Le gendarme sortit la jeune femme du véhicule et la conduisit à l’intérieur du petit immeuble officiel abritant à l’étage les logements du personnel et au rez-de-chaussée la partie administrative de la brigade.
Après le départ des militaires, Line avait mis en route la cafetière électrique. La pendule de la cuisine indiquait cinq heures trente-trois. Assise sur le banc de bois patiné par le passage de plusieurs générations des Le Ny, Line se versa un nouveau bol de café noir.
— La journée va être interminable, dit-elle en caressant les longs poils de Betsy.
Comme souvent, son regard s’arrêta sur le portrait de son mari posé sur le buffet en bois massif.
— Tu aurais fait quoi à ma place, demanda Line à la photo en papier glacé. Je sais, tu commencerais par m’imposer de me souvenir, de ne pas oublier d’où je viens et de me rappeler que tout le monde a droit à une seconde chance. Par pur réflexe, j’ai préféré appeler les gendarmes. Tu peux l’imaginer cela !

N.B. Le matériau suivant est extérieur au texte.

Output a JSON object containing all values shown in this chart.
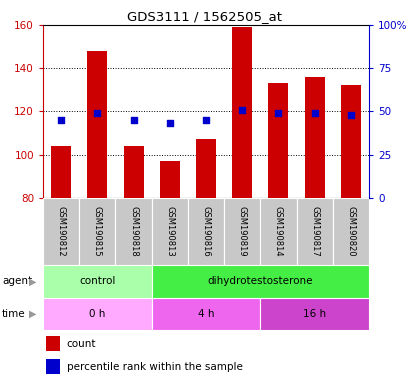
{
  "title": "GDS3111 / 1562505_at",
  "samples": [
    "GSM190812",
    "GSM190815",
    "GSM190818",
    "GSM190813",
    "GSM190816",
    "GSM190819",
    "GSM190814",
    "GSM190817",
    "GSM190820"
  ],
  "counts": [
    104,
    148,
    104,
    97,
    107,
    159,
    133,
    136,
    132
  ],
  "percentile_ranks": [
    45,
    49,
    45,
    43,
    45,
    51,
    49,
    49,
    48
  ],
  "ylim_left": [
    80,
    160
  ],
  "ylim_right": [
    0,
    100
  ],
  "yticks_left": [
    80,
    100,
    120,
    140,
    160
  ],
  "yticks_right": [
    0,
    25,
    50,
    75,
    100
  ],
  "ytick_labels_right": [
    "0",
    "25",
    "50",
    "75",
    "100%"
  ],
  "bar_color": "#cc0000",
  "dot_color": "#0000cc",
  "agent_groups": [
    {
      "label": "control",
      "start": 0,
      "end": 3,
      "color": "#aaffaa"
    },
    {
      "label": "dihydrotestosterone",
      "start": 3,
      "end": 9,
      "color": "#44ee44"
    }
  ],
  "time_colors": [
    "#ffaaff",
    "#ee66ee",
    "#cc44cc"
  ],
  "time_groups": [
    {
      "label": "0 h",
      "start": 0,
      "end": 3
    },
    {
      "label": "4 h",
      "start": 3,
      "end": 6
    },
    {
      "label": "16 h",
      "start": 6,
      "end": 9
    }
  ],
  "legend_items": [
    {
      "color": "#cc0000",
      "label": "count"
    },
    {
      "color": "#0000cc",
      "label": "percentile rank within the sample"
    }
  ],
  "sample_bg_color": "#c8c8c8",
  "left_axis_color": "#cc0000",
  "right_axis_color": "#0000cc"
}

La chienne posa sa patte sur la cuisse de sa patronne comme si l’animal comprenait la détresse qui gagnait la fermière. Les souvenirs revinrent violemment à sa mémoire. Elle se revit trente ans plus tôt à cette table avec ses parents et son frère.
Le visage de cette mère si proche lui apparut comme un flash-back. Dernière d’une fratrie de cinq, élève brillante et douée en dessin, sa maman avait choisi de s’orienter vers les métiers d’art et c’est tout naturellement qu’elle réussit à entrer à l’école Boule. Elle revenait régulièrement à la ferme des bords de l’Ellé. Au bal du 14 juillet, elle rencontra Joseph, dit Job. Un gaillard rouquin aux yeux verts d’un mètre quatre-vingt-dix aux épaules de déménageur. Deux mois plus tard, la jolie blonde se retrouva enceinte de Julien. Finie la carrière artistique, retour à la traite des vaches pour la frêle étudiante. Trois ans plus tard, naissait Line, qui devint une jeune fille aux cheveux auburn à la taille fine comme l’avait été sa mère au même âge.

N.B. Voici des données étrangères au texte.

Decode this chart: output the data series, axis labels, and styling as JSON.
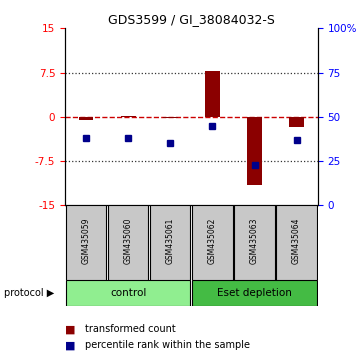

Malheureusement le destin frappa tragiquement la famille avec la mort prématurée de celle qui les avait choyés, balayée par un cancer foudroyant du pancréas à l’âge de quarante ans. Ce décès perturba l’équilibre familial et entraîna ses membres dans une spirale infernale.
Le premier à être touché par cette descente aux enfers fut son père, qui, comme c’est souvent le cas dans ce genre de situation, bascula rapidement dans l’alcool. Circonstance qui entraîna la violence et des dépenses inconsidérées au profit de jeunes femmes aux charmes tarifés arpentant nuitamment les trottoirs du port de Lorient en tenue légère.
Pour Julien, l’aîné, le choc fut encore plus rude. En pleine adolescence, ses résultats scolaires s’effondrèrent et les séjours à l’hôpital psychiatrique se multiplièrent. Il dut revenir à la maison pour suppléer le chef de famille de plus en plus défaillant dans la gestion de l’exploitation. Rapidement le père et le fils entrèrent en conflit. La violence physique succéda aux paroles acerbes. Seule Line semblait épargnée par cette mort brutale jusqu’à cette fatale journée de juin qui scella son destin pour quelques années.
La jeune fille venait de passer le bac de français avec succès et rentrait à la maison. Le car de ramassage scolaire l’avait déposée à quelques encablures de la ferme. La chaleur de l’été était déjà très présente dans la campagne morbihannaise. Les épis de blé se tendaient vers le ciel tel des pics de plus en plus acérés. La récolte devrait être bonne aux dires des paysans du village, ce qui n’était pas du luxe après deux années calamiteuses dues à des pluies à répétition.
Line traversa la cour de la ferme et pénétra dans la maison fraîche qui à cette heure de l’après-midi était calme et sans bruit. Les hommes étaient aux champs en ce début d’été aux longues journées et au travail abondant.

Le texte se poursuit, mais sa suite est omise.